DISCLAIMER: All publicly recognizable characters, settings, etc. are the property of their respective owners. The original characters and plot are the property of the author. The author is in no way associated with the owners, creators, or producers of any media franchise. No copyright infringement is intended.
Author's Chapter Notes:
Ignore for a moment that not all of the Office staff are the same age, and relish in the idea of grade one playground love! :) Enjoy!
Jim got a new truck for his birthday, a nice yellow Tonka truck, and he carries it with him everywhere. When he gets up in the morning, he plays with it in front of the TV while he eats his breakfast, and some nights he sneaks it into his room and sets it under his blankets, even though he knows his mom will get mad the next morning when she makes his bed and finds sand and dirt collecting in the folds of his fitted sheet. If she would let him take it to school with him, he would do that too, but instead he leaves it on the picnic table in the backyard next to the sandbox and waves goodbye to it like it’s real and will miss him when he’s gone.

Jim loves his truck.

So on the first weekend in July, just days after school has let out for the summer, Jim proudly marches his truck to the playground in the school yard down the block from his house, sits down in the sand, and sets about creating a summer full of sunrise to sunset memories with the best present a six-year-old boy could ever receive.

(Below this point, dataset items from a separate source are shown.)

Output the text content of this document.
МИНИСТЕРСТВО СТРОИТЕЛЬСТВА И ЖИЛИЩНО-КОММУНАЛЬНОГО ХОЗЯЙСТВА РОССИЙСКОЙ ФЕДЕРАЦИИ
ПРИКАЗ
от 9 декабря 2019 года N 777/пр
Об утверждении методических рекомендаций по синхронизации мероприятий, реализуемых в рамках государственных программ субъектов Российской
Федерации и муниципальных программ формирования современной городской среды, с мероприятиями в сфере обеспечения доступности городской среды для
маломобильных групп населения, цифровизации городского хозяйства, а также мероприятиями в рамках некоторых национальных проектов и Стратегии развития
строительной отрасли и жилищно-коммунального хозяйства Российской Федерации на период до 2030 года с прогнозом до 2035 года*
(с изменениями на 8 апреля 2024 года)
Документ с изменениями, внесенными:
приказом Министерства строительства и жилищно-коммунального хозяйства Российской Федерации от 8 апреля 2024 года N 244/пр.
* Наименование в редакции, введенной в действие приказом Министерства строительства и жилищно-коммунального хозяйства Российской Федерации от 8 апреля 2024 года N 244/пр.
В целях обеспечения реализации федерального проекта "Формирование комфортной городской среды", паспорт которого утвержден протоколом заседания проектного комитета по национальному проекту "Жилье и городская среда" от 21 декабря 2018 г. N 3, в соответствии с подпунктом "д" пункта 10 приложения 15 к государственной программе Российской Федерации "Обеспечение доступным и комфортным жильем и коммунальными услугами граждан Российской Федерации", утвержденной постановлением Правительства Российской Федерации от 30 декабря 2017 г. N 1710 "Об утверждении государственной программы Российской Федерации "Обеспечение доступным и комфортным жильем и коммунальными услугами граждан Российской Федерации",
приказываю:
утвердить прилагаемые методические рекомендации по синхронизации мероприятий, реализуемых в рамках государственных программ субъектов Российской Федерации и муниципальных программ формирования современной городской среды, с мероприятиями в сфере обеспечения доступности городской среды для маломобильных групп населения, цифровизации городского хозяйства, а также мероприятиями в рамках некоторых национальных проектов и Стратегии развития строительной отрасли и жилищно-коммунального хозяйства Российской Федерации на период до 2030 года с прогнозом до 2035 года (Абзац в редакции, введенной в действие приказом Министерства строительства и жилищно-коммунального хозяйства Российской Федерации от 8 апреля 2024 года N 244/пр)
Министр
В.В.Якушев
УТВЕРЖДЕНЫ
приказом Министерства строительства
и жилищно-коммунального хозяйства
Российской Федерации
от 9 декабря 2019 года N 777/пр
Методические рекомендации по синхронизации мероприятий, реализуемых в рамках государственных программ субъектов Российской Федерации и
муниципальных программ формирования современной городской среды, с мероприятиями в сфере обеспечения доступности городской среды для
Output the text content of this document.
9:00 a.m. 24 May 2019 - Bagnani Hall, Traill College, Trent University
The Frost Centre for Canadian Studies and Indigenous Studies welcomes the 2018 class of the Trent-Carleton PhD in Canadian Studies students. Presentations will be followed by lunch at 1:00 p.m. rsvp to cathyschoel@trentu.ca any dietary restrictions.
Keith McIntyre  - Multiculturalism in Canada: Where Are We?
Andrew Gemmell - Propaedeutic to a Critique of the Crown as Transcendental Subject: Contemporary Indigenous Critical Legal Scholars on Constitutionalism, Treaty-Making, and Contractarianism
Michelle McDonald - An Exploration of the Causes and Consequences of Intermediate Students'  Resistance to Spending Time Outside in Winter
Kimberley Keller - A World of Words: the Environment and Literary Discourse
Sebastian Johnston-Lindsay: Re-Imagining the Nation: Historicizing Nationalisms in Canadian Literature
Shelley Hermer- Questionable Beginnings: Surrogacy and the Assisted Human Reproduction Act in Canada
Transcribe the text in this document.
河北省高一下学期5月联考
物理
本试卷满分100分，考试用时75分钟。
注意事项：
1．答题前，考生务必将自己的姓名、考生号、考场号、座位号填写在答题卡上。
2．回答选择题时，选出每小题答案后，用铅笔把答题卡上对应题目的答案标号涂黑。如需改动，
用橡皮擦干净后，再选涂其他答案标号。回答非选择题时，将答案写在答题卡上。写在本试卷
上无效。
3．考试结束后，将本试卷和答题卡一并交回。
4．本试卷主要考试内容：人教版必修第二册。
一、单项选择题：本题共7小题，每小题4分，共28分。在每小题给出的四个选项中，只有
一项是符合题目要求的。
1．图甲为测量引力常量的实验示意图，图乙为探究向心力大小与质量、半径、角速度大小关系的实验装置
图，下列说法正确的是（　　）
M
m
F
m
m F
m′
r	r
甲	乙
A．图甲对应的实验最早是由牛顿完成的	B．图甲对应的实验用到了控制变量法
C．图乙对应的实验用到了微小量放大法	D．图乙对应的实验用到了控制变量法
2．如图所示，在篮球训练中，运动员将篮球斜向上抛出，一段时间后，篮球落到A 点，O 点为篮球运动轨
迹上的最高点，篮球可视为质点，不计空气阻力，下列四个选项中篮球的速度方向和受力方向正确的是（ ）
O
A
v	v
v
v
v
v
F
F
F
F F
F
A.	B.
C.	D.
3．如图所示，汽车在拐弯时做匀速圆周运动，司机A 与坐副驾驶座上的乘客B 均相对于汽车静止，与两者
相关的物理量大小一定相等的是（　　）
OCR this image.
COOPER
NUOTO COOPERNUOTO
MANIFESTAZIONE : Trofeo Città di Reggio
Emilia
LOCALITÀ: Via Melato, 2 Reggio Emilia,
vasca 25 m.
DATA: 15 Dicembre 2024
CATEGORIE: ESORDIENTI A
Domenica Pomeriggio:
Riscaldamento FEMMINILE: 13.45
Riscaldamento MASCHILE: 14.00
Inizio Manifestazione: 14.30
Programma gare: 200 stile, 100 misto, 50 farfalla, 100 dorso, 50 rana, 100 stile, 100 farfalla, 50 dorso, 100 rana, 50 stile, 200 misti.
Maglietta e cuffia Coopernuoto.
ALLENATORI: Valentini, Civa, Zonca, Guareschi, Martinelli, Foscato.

He doesn’t really notice the crimpy-haired girl swinging on the swings, in the hot pink jersey dress, with the black bow in her hair and wearing striped stockings and her sister’s bangles and hoop earrings because the Madonna look is so in right now, until the other boys start to tease her. He recognizes some of them from school, but wonders how they know her because she was not in Jim’s grade one class and he’d never seen before anywhere else.

He looks at her, feeling a strange sensation that his mom calls “empathy” when he sees her pretty face with her eyes downcast as she swings. One of the boys – his name is Michael and he used to sit behind Jim in class – is kicking sand absently towards the swing set, missing the pretty girl entirely, but it still makes Jim mad. Another boy, who for some reason completely idolizes Michael – his name is Dwight – is laughing and pointing at the girl. Jim hears them now; they are making fun of her name.

“Pam Beesly,” Michael says with a laugh. “Sounds like Spam Beeswax.”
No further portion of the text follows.